I told Brock I loved him, and that was the last time we talked.

A month later he came home from work, sat down in his easy chair in front of the TV, and quietly died.

They found him the next afternoon still sitting up, the same way I’d found him a thousand times back in the day: shithoused, asleep in his clothes. Back then I sometimes thought, as I tried to rouse him to get ready for work, that if any of us was going to drink ourselves to death, it was probably him.

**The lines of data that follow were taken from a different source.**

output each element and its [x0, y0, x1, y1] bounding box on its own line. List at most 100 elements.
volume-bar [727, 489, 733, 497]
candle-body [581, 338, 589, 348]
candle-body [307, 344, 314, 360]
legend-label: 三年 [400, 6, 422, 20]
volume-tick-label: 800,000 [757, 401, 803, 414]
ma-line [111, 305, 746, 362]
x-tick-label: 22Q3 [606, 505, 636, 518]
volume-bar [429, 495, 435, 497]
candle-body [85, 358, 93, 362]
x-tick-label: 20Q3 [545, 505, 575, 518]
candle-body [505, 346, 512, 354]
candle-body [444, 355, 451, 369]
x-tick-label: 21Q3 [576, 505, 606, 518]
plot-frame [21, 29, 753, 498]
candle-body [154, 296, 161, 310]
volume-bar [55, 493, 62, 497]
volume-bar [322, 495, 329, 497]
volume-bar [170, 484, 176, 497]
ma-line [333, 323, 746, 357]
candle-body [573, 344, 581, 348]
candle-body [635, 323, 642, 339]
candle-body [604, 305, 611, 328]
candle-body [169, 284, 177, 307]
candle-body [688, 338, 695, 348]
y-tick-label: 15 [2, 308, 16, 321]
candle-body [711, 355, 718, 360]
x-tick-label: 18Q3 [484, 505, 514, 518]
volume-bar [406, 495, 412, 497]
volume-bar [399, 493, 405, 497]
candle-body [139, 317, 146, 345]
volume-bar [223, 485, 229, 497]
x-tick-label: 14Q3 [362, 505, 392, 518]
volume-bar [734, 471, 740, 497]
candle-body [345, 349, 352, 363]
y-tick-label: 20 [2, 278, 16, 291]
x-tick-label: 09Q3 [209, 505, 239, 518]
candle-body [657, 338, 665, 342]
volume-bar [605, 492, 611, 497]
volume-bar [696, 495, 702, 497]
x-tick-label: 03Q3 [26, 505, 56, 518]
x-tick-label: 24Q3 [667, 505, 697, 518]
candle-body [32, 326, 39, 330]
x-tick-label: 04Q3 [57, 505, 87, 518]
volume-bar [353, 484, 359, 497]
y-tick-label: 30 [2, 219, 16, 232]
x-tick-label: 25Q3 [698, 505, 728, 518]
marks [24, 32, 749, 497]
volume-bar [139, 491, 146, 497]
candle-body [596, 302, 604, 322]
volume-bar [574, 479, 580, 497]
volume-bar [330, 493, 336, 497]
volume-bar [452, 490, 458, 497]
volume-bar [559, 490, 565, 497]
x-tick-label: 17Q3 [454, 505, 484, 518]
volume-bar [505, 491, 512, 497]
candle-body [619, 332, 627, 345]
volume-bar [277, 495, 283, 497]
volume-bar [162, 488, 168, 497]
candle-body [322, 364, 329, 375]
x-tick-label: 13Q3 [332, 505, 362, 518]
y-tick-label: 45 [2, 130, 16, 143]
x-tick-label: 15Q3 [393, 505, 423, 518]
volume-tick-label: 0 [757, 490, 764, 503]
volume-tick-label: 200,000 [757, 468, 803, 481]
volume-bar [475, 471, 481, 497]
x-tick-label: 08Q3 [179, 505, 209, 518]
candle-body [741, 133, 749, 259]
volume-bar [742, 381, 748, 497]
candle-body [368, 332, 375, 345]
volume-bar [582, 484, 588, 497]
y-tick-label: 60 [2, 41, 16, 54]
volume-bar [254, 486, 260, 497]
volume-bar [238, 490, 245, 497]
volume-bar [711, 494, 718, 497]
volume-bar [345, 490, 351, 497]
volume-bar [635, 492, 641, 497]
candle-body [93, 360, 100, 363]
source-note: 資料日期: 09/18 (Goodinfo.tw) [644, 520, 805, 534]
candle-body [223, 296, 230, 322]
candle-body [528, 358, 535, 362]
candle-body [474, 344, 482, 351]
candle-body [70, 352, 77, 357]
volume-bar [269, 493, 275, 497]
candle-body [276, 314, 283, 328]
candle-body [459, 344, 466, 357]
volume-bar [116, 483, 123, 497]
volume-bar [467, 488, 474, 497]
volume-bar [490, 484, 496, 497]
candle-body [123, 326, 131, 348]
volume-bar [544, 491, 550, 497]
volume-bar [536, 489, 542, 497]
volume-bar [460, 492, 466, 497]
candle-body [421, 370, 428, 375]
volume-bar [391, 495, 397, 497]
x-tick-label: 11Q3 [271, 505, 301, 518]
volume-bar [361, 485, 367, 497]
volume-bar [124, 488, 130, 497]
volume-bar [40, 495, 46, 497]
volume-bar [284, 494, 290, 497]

I feel Gary slipping away from me as I write this, as I claw at him with these words. I did the same thing with my father—before he was even dead, in fact—inserting a version of him into my second book and, to a lesser extent, my third. It didn’t work. I could neither save nor memorialize my father; he died, and now I barely remember his face. Gary’s dead, and I can’t hear his voice in my head anymore, and all the things we did together, all the ridiculous times we had are fading, blinking out (and when we’ve all had our fun / deflate the stars and put away the sun), leaving me with vague emotional impressions I can neither trust nor convey.

Has this happened to you maybe? Is there someone you can no longer hear, or picture in your mind’s eye, or even grasp in dreams? And do you feel as though perhaps it’s somehow your fault that they can no longer be conjured?

Because as the memories leave me, I become more and more convinced that I was not good enough to Gary. That I did not take sufficient care of him. That my inability to convince him to leave the ruined town we grew up in and start over was a moral failing, the consequence his to pay. That I left him there to rot. That I’d been mistaken when I’d assumed the man who came out of the depressive episode was the same man I’d known before, when in fact he was a doppelgänger who looked and sounded like Gary, was just as funny and furious and loving and principled, but with one crucial difference: he’d given up on the world and on himself, and he no longer expected much from either. That, in fact, I turned away from him at the times he needed me most, and that my punishment for this infidelity is the slow, inexorable loss of memory, which is itself a kind of madness.

Once, I told Gary that grief is not linear but cyclical: an unending feedback loop of gnawing pain and warm, stinging memories, of regret and love and bafflement. He had never really lost anyone close to him, so I was by default more of an authority on grief than he was.

Then his mother died, and a couple of weeks later, while we shared a drink, he looked at me and said, seemingly apropos of nothing, “Grief really is cyclical, isn’t it?”

Neither of us knew it, of course, but he was only a couple of weeks from his own death.

“You have no idea,” I told him.

And, come to find out, neither did I.